The design of my knives has evolved as I have progressed, mainly to suit my needs and the way I use them, but also due to input from friends and colleagues whose skills and experience I respect. They have a Scandinavian type, single beveled edge which gives excellent control of cutting angle against the work piece. With this type of edge it is relatively simple to maintain the correct angle while sharpening.
I use O1 tool steel for the blades and a range of hardwoods for the handles. Synthetic handle options are available in the form of Tufnol, Micarta and G10.
O1 tool steel is a high carbon, non-stainless steel so requires more care than stainless steels. This steel will take and hold a very fine polished edge that is well suited to working with wood.
The main advantage in using this steel is the ease of sharpening, particularly important when having to maintain an edge in the field with pocket stones.
My preferred method of construction is to use a hollow ground or tapered tang with scales and liners fixed in place with epoxy resin and Loveless or Corby bolts.
A hollow ground tang is essentially a concaved section ground out of the tang, this serves to lower the overall weight in the handle and improve the balance and feel of the knife.

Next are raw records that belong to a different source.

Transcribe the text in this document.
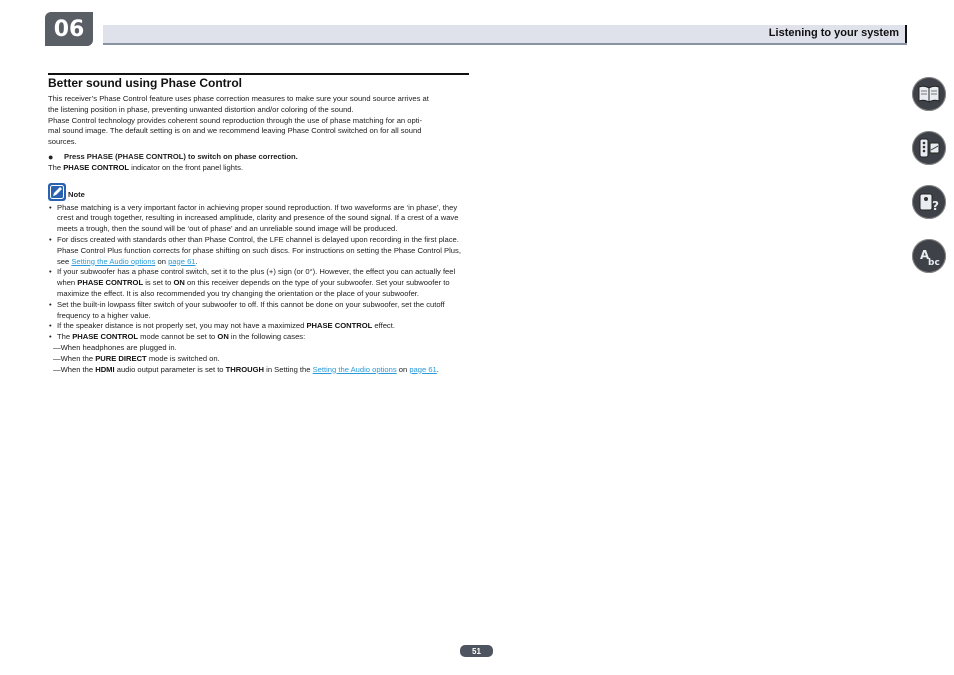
06	Listening to your system
Better sound using Phase Control

This receiver’s Phase Control feature uses phase correction measures to make sure your sound source arrives at
the listening position in phase, preventing unwanted distortion and/or coloring of the sound.
Phase Control technology provides coherent sound reproduction through the use of phase matching for an opti-
mal sound image. The default setting is on and we recommend leaving Phase Control switched on for all sound
sources.

●	Press PHASE (PHASE CONTROL) to switch on phase correction.

The PHASE CONTROL indicator on the front panel lights.

Note
• Phase matching is a very important factor in achieving proper sound reproduction. If two waveforms are ‘in phase’, they crest and trough together, resulting in increased amplitude, clarity and presence of the sound signal. If a crest of a wave meets a trough, then the sound will be ‘out of phase’ and an unreliable sound image will be produced.
• For discs created with standards other than Phase Control, the LFE channel is delayed upon recording in the first place. Phase Control Plus function corrects for phase shifting on such discs. For instructions on setting the Phase Control Plus, see Setting the Audio options on page 61.
• If your subwoofer has a phase control switch, set it to the plus (+) sign (or 0°). However, the effect you can actually feel when PHASE CONTROL is set to ON on this receiver depends on the type of your subwoofer. Set your subwoofer to maximize the effect. It is also recommended you try changing the orientation or the place of your subwoofer.
• Set the built-in lowpass filter switch of your subwoofer to off. If this cannot be done on your subwoofer, set the cutoff frequency to a higher value.
• If the speaker distance is not properly set, you may not have a maximized PHASE CONTROL effect.
• The PHASE CONTROL mode cannot be set to ON in the following cases:
—When headphones are plugged in.
—When the PURE DIRECT mode is switched on.
—When the HDMI audio output parameter is set to THROUGH in Setting the Setting the Audio options on page 61.
?
A
bc
51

It also improves the epoxy bond between scales, liners and steel of the tang. A tapered tang further reduces weight in the handle which works well with blades of 4mm thickness and over.
Loveless bolts are by far the strongest method I have found of fixing the handle in place. The diagram above show's a cross section through a handle and how the bolts secure everything in place. I also frequently use Corby bolts which have a cleaner look while maintaining a good mechanical joint.